Hi, Liz. This is for you :)

            The stars were eminently bright in the sky tonight. It was chilly too, being that Autumn was drawing near. Orion sat next to me on the hood of my car as looked at the city below us. I don’t know why I took him here; I just drove and drove. Neither of us said a word yet and it has been maybe an hour or more. The thing is, I’m not exactly sure what to say to him. I’m scared he’ll dismiss whatever I have to say and I’m scared he won’t want anything to do with me at all.

            “Do you know what I do for a living?” Orion asked. I’m not sure if that’s a trick question or not so I didn’t answer. “Men touch me, not all, but most of the time—”

            “Why are you telling me this?” I questioned. My voice sounded harsher than I had intended but I couldn’t take it back.

            “Because you need to know—and don’t interrupt me. You had your chance to speak and you didn’t say anything. It’s my turn now.” I snapped my mouth shut. Though, I have to admit that was sexy. I’ve never been spoken to so…sternly before, moreover been told what to do. “It always happens. I’m told over and over ‘I can handle it, it’s just a job’ and I use to fall for it. I didn’t just fall for it I fell for the guys too. Then I got comfortable and I start thinking ‘yes, this might finally be it’. And that’s when whoever the guy is realizes that he can’t handle it. The signs were always there though; I never met their parents, I barely knew their friends, if any at all. I was hidden and ashamed of…” he trailed off, shaking his head.

            “That’s not it thought,” I voiced, putting two and two together. “When you’re on stage you’re not happy. You cry and I’ve seen you cry more than once and I’ve heard you cry before.” He froze when I said that and his eyes strayed from watching the city and his eyes now found adoration in the ground. “What is it, Rye?” I asked standing in front of him. I reached out to touch his cheek but caught myself in time and fold my arms over my chest instead.

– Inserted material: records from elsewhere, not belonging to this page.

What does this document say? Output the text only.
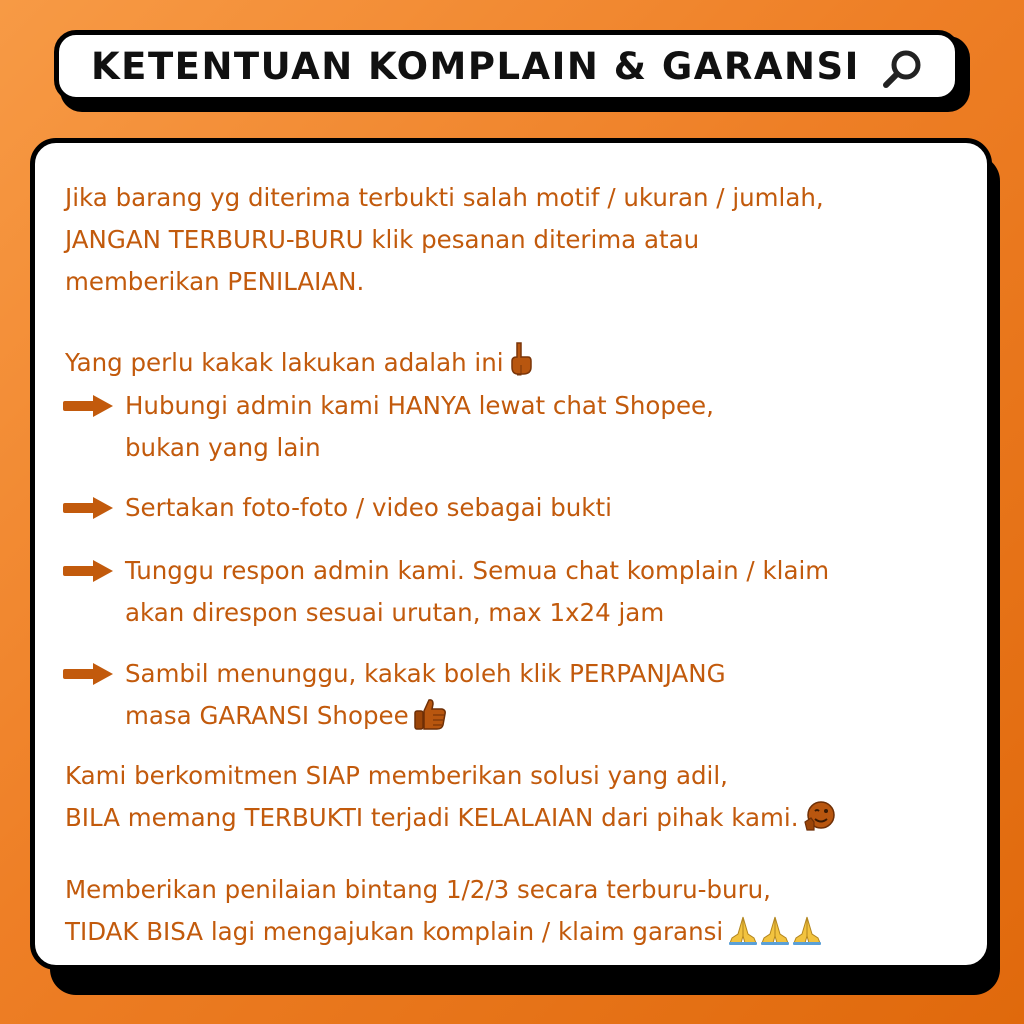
KETENTUAN KOMPLAIN & GARANSI

Jika barang yg diterima terbukti salah motif / ukuran / jumlah,

JANGAN TERBURU-BURU klik pesanan diterima atau

memberikan PENILAIAN.

Yang perlu kakak lakukan adalah ini

Hubungi admin kami HANYA lewat chat Shopee,

bukan yang lain

Sertakan foto-foto / video sebagai bukti

Tunggu respon admin kami. Semua chat komplain / klaim

akan direspon sesuai urutan, max 1x24 jam

Sambil menunggu, kakak boleh klik PERPANJANG

masa GARANSI Shopee

Kami berkomitmen SIAP memberikan solusi yang adil,

BILA memang TERBUKTI terjadi KELALAIAN dari pihak kami.

Memberikan penilaian bintang 1/2/3 secara terburu-buru,

TIDAK BISA lagi mengajukan komplain / klaim garansi
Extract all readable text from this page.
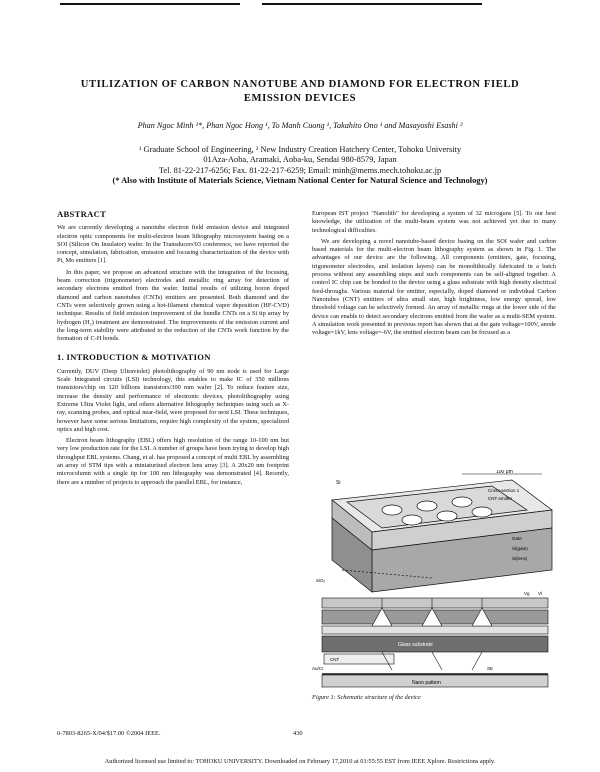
UTILIZATION OF CARBON NANOTUBE AND DIAMOND FOR ELECTRON FIELD EMISSION DEVICES
Phan Ngoc Minh ¹*, Phan Ngoc Hong ¹, To Manh Cuong ¹, Takahito Ono ¹ and Masayoshi Esashi ²
¹ Graduate School of Engineering, ² New Industry Creation Hatchery Center, Tohoku University
01Aza-Aoba, Aramaki, Aoba-ku, Sendai 980-8579, Japan
Tel. 81-22-217-6256; Fax. 81-22-217-6259; Email: minh@mems.mech.tohoku.ac.jp
(* Also with Institute of Materials Science, Vietnam National Center for Natural Science and Technology)
ABSTRACT

We are currently developing a nanotube electron field emission device and integrated electron optic components for multi-electron beam lithography microsystem basing on a SOI (Silicon On Insulator) wafer. In the Transducers'03 conference, we have reported the concept, simulation, fabrication, emission and focusing characterization of the device with Pt, Mo emitters [1].

In this paper, we propose an advanced structure with the integration of the focusing, beam correction (trigonometer) electrodes and metallic ring array for detection of secondary electrons emitted from the wafer. Initial results of utilizing boron doped diamond and carbon nanotubes (CNTs) emitters are presented. Both diamond and the CNTs were selectively grown using a hot-filament chemical vapor deposition (HF-CVD) technique. Results of field emission improvement of the bundle CNTs on a Si tip array by hydrogen (H₂) treatment are demonstrated. The improvements of the emission current and the long-term stability were attributed to the reduction of the CNTs work function by the formation of C-H bonds.

1. INTRODUCTION & MOTIVATION

Currently, DUV (Deep Ultraviolet) photolithography of 90 nm node is used for Large Scale Integrated circuits (LSI) technology, this enables to make IC of 350 millions transistors/chip on 120 billions transistors/300 mm wafer [2]. To reduce feature size, increase the density and performance of electronic devices, photolithography using Extreme Ultra Violet light, and others alternative lithography techniques using such as X-ray, scanning probes, and optical near-field, were proposed for next LSI. These techniques, however have some serious limitations, require high complexity of the system, specialized optics and high cost.

Electron beam lithography (EBL) offers high resolution of the range 10-100 nm but very low production rate for the LSI. A number of groups have been trying to develop high throughput EBL systems. Chang, et al. has proposed a concept of multi EBL by assembling an array of STM tips with a miniaturized electron lens array [3]. A 20x20 nm footprint microcolumn with a single tip for 100 nm lithography was demonstrated [4]. Recently, there are a number of projects to approach the parallel EBL, for instance,

European IST project "Nanolith" for developing a system of 32 microguns [5]. To our best knowledge, the utilization of the multi-beam system was not achieved yet due to many technological difficulties.

We are developing a novel nanotube-based device basing on the SOI wafer and carbon based materials for the multi-electron beam lithography system as shown in Fig. 1. The advantages of our device are the following. All components (emitters, gate, focusing, trigonometer electrodes, and isolation layers) can be monolithically fabricated in a batch process without any assembling steps and such components can be self-aligned together. A control IC chip can be bonded to the device using a glass substrate with high density electrical feed-throughs. Various material for emitter, especially, doped diamond or individual Carbon Nanotubes (CNT) emitters of ultra small size, high brightness, low energy spread, low threshold voltage can be selectively formed. An array of metallic rings at the lower side of the device can enable to detect secondary electrons emitted from the wafer as a multi-SEM system. A simulation work presented in previous report has shown that at the gate voltage=100V, anode voltage=1kV, lens voltage=-6V, the emitted electron beam can be focused as a

100 μm
Si
Cross-section 1
CNT emitter
Gate
Si(gate)
Si(lens)
SiO₂
Vg Vl
Glass substrate
CNT
Au/Cr	SE
Nano pattern
Figure 1: Schematic structure of the device
0-7803-8265-X/04/$17.00 ©2004 IEEE.	430
Authorized licensed use limited to: TOHOKU UNIVERSITY. Downloaded on February 17,2010 at 01:55:55 EST from IEEE Xplore. Restrictions apply.
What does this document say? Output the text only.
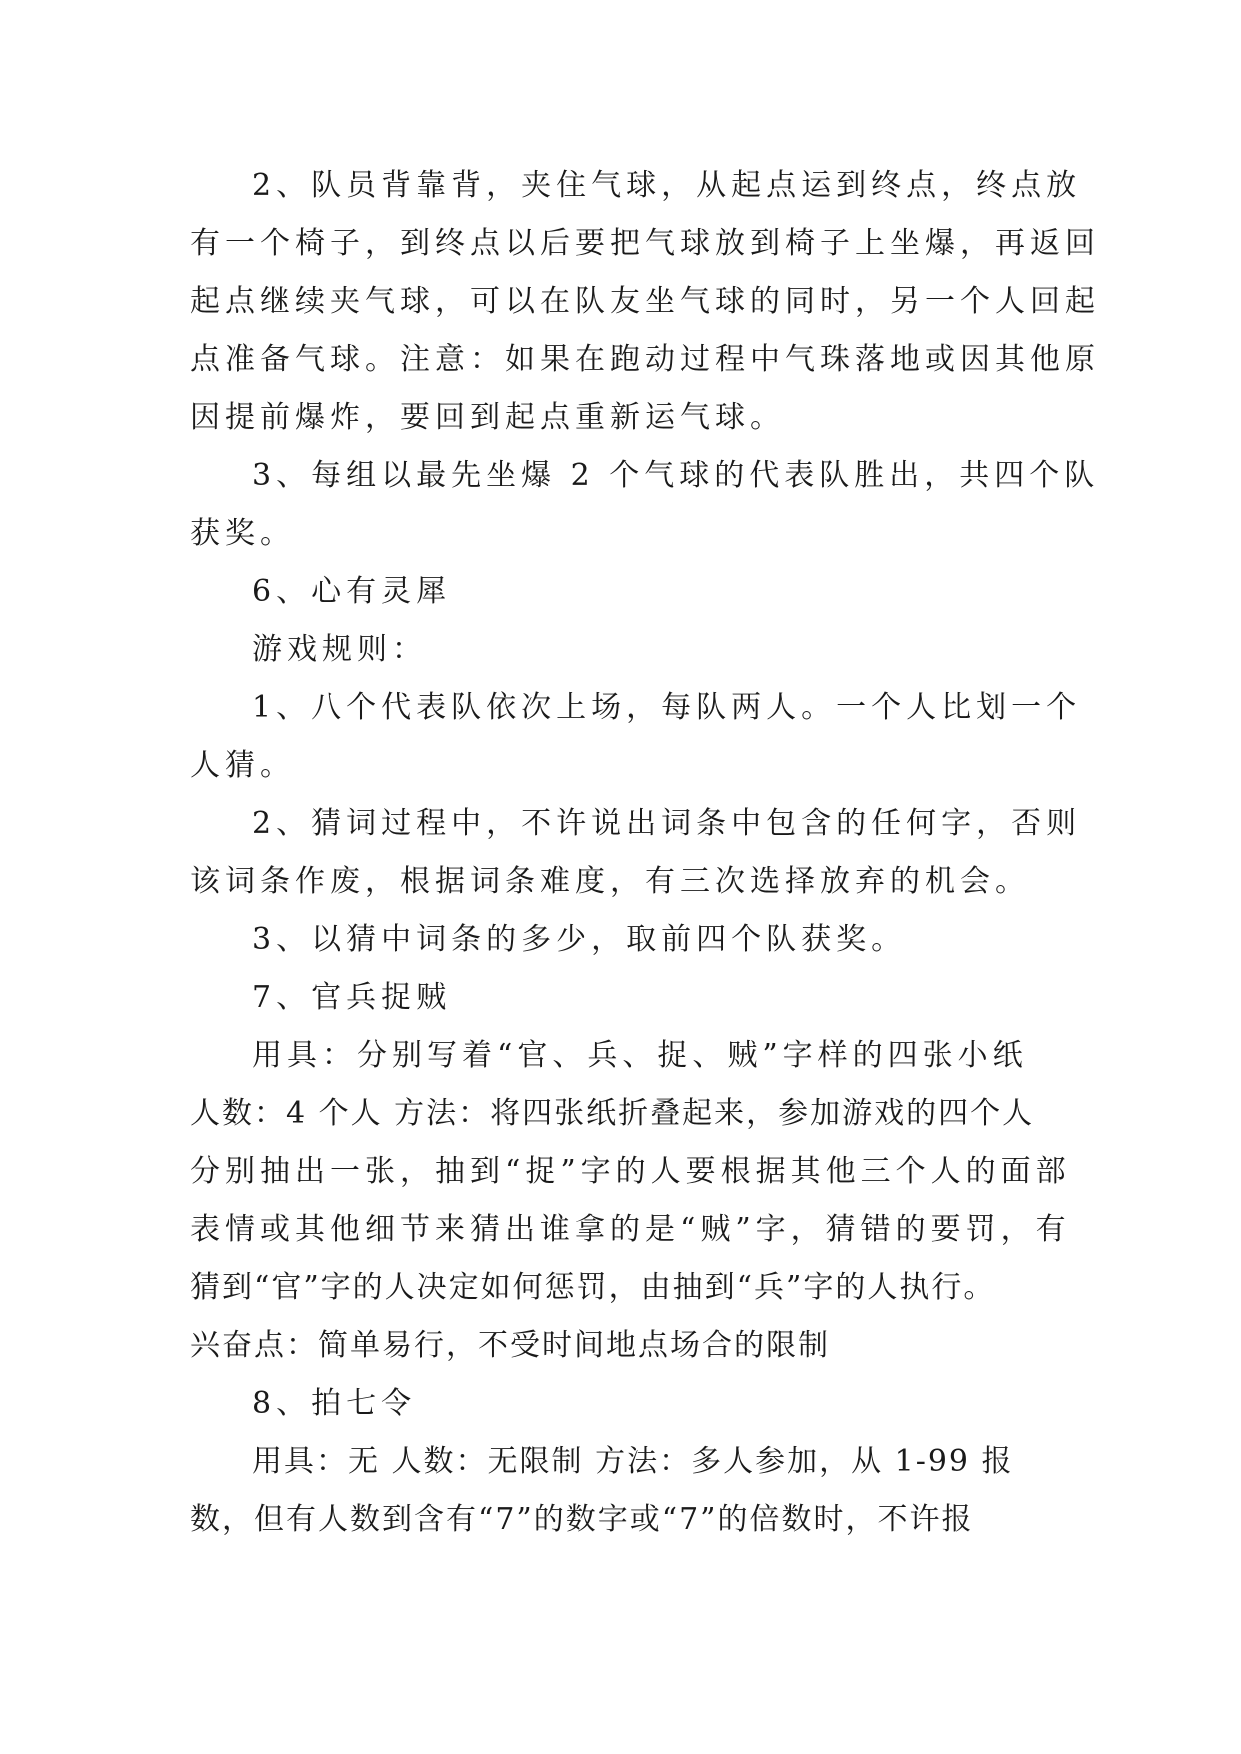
2、队员背靠背，夹住气球，从起点运到终点，终点放
有一个椅子，到终点以后要把气球放到椅子上坐爆，再返回
起点继续夹气球，可以在队友坐气球的同时，另一个人回起
点准备气球。注意：如果在跑动过程中气珠落地或因其他原
因提前爆炸，要回到起点重新运气球。
3、每组以最先坐爆 2 个气球的代表队胜出，共四个队
获奖。
6、心有灵犀
游戏规则：
1、八个代表队依次上场，每队两人。一个人比划一个
人猜。
2、猜词过程中，不许说出词条中包含的任何字，否则
该词条作废，根据词条难度，有三次选择放弃的机会。
3、以猜中词条的多少，取前四个队获奖。
7、官兵捉贼
用具：分别写着“官、兵、捉、贼”字样的四张小纸
人数：4 个人 方法：将四张纸折叠起来，参加游戏的四个人
分别抽出一张，抽到“捉”字的人要根据其他三个人的面部
表情或其他细节来猜出谁拿的是“贼”字，猜错的要罚，有
猜到“官”字的人决定如何惩罚，由抽到“兵”字的人执行。
兴奋点：简单易行，不受时间地点场合的限制
8、拍七令
用具：无 人数：无限制 方法：多人参加，从 1-99 报
数，但有人数到含有“7”的数字或“7”的倍数时，不许报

            He scrunched his shoulders then dropped them back down, “How could I expect better from them when I hate what I do. I hate myself because of what I do. I hate the way those men look at me and I hate that they touch me and that I have to touch them and pretend that I like it. The most disgusting thing about is that most of them are straight married men. I hate all of it. I lie to my own brother that I love to death and would do anything for because I’m ashamed and I don’t want him to be ashamed of me too. I’m on my own and I’m nineteen. I have to pay rent, I’m paying for a car that I don’t even have because I crashed it, and I’m paying for a thirty five thousand dollar hospital bill from that accident. I would love to be working a simple job like any other teenager but do you think working a seven or eight dollar an hour job can pay for all of that? I couldn’t even survive a week on that.”

            I was speechless. All I wanted to do was take him into my arms and make everything better for him but I know he wouldn’t let me. That’s a lot for a little kid to bear on his own. It was too much and I really admire him to be able to do that. At the age of nineteen I had already written my fourth book and I had enough money to do whatever I want with it. I don’t know why but I felt incredibly guilty and ungrateful all of a sudden. Maybe I always felt guilty for the less privileged and that’s why I spend more on other people than I spend on myself. Maybe that’s why I donate money to charities, some of them I don’t even know what they are for exactly. All I know is that they were for a good cause and whatever friend I had that told me about it approved.